NSA infiltrates Yahoo, Google Data Centers Worldwide, Snowden Docs Says

The NSA has been literally hacking into Google and Yahoo and collecting user information.

If you did this, you’d go to jail for a very long time! Of course, the NSA feels it’s above the law and IS the law.

Total surveillance is the goal.

Dissidents are the target, which should be EVERYONE who cares about freedom!

The National Security Agency has secretly broken into the main communications links that connect Yahoo and Google data centers around the world, according to documents obtained from former NSA contractor Edward Snowden and interviews with knowledgeable officials.

By tapping those links, the agency has positioned itself to collect at will from hundreds of millions of user accounts, many of them belonging to Americans. The NSA does not keep everything it collects, but it keeps a lot.

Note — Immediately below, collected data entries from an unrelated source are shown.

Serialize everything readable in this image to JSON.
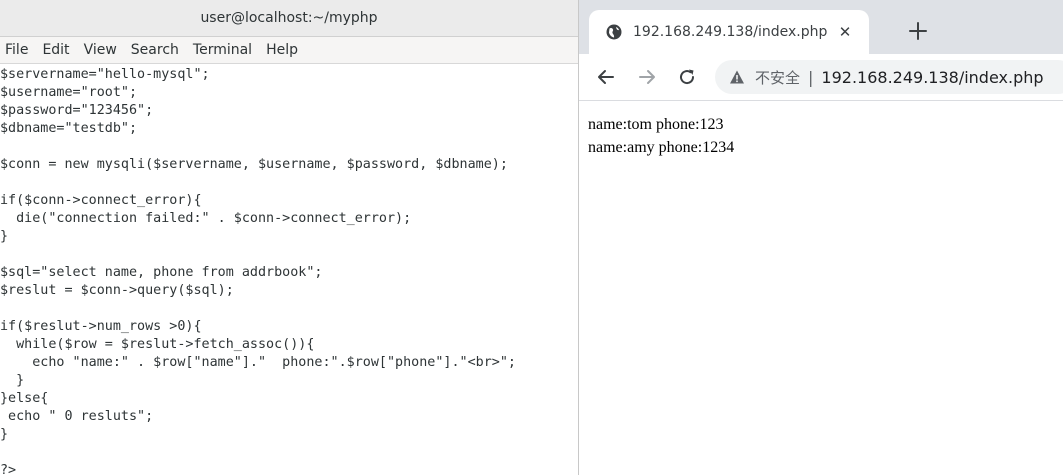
{
  "terminal": {
    "title": "user@localhost:~/myphp",
    "menu": [
      "File",
      "Edit",
      "View",
      "Search",
      "Terminal",
      "Help"
    ],
    "code_lines": [
      "$servername=\"hello-mysql\";",
      "$username=\"root\";",
      "$password=\"123456\";",
      "$dbname=\"testdb\";",
      "",
      "$conn = new mysqli($servername, $username, $password, $dbname);",
      "",
      "if($conn->connect_error){",
      "  die(\"connection failed:\" . $conn->connect_error);",
      "}",
      "",
      "$sql=\"select name, phone from addrbook\";",
      "$reslut = $conn->query($sql);",
      "",
      "if($reslut->num_rows >0){",
      "  while($row = $reslut->fetch_assoc()){",
      "    echo \"name:\" . $row[\"name\"].\"  phone:\".$row[\"phone\"].\"<br>\";",
      "  }",
      "}else{",
      " echo \" 0 resluts\";",
      "}",
      "",
      "?>"
    ]
  },
  "browser": {
    "tab": {
      "title": "192.168.249.138/index.php",
      "favicon": "globe-icon",
      "close": "✕"
    },
    "new_tab_icon": "plus-icon",
    "nav": {
      "back": "back-arrow-icon",
      "forward": "forward-arrow-icon",
      "reload": "reload-icon"
    },
    "address": {
      "warning_icon": "warning-triangle-icon",
      "security_label": "不安全",
      "separator": "|",
      "url": "192.168.249.138/index.php"
    },
    "content": [
      "name:tom phone:123",
      "name:amy phone:1234"
    ]
  },
  "colors": {
    "terminal_titlebar": "#ebebeb",
    "terminal_menubar": "#f6f5f4",
    "browser_tabstrip": "#dee1e6",
    "omnibox": "#f1f3f4",
    "text_dark": "#2e3436"
  }
}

According to a top-secret accounting dated Jan. 9, 2013, NSA’s acquisitions directorate sends millions of records every day from Yahoo and Google internal networks to data warehouses at the agency’s Fort Meade headquarters. In the preceding 30 days, the report said, field collectors had processed and sent back 181,280,466 new records — including “metadata,” which would indicate who sent or received e-mails and when, as well as content such as text, audio and video.

The NSA’s principal tool to exploit the data links is a project called MUSCULAR, operated jointly with the agency’s British counterpart, the Government Communications Headquarters . From undisclosed interception points, the NSA and the GCHQ are copying entire data flows across fiber-optic cables that carry information between the data centers of the Silicon Valley giants.

The infiltration is especially striking because the NSA, under a separate program known as PRISM, has front-door access to Google and Yahoo user accounts through a court-approved process.

In a statement, Google’s chief legal officer, David Drummond, said the company has “long been concerned about the possibility of this kind of snooping” and has not provided the government with access to its systems.

“We are outraged at the lengths to which the government seems to have gone to intercept data from our private fiber networks, and it underscores the need for urgent reform,” he said.

At Yahoo, a spokeswoman said, “We have strict controls in place to protect the security of our data centers, and we have not given access to our data centers to the NSA or to any other government agency.”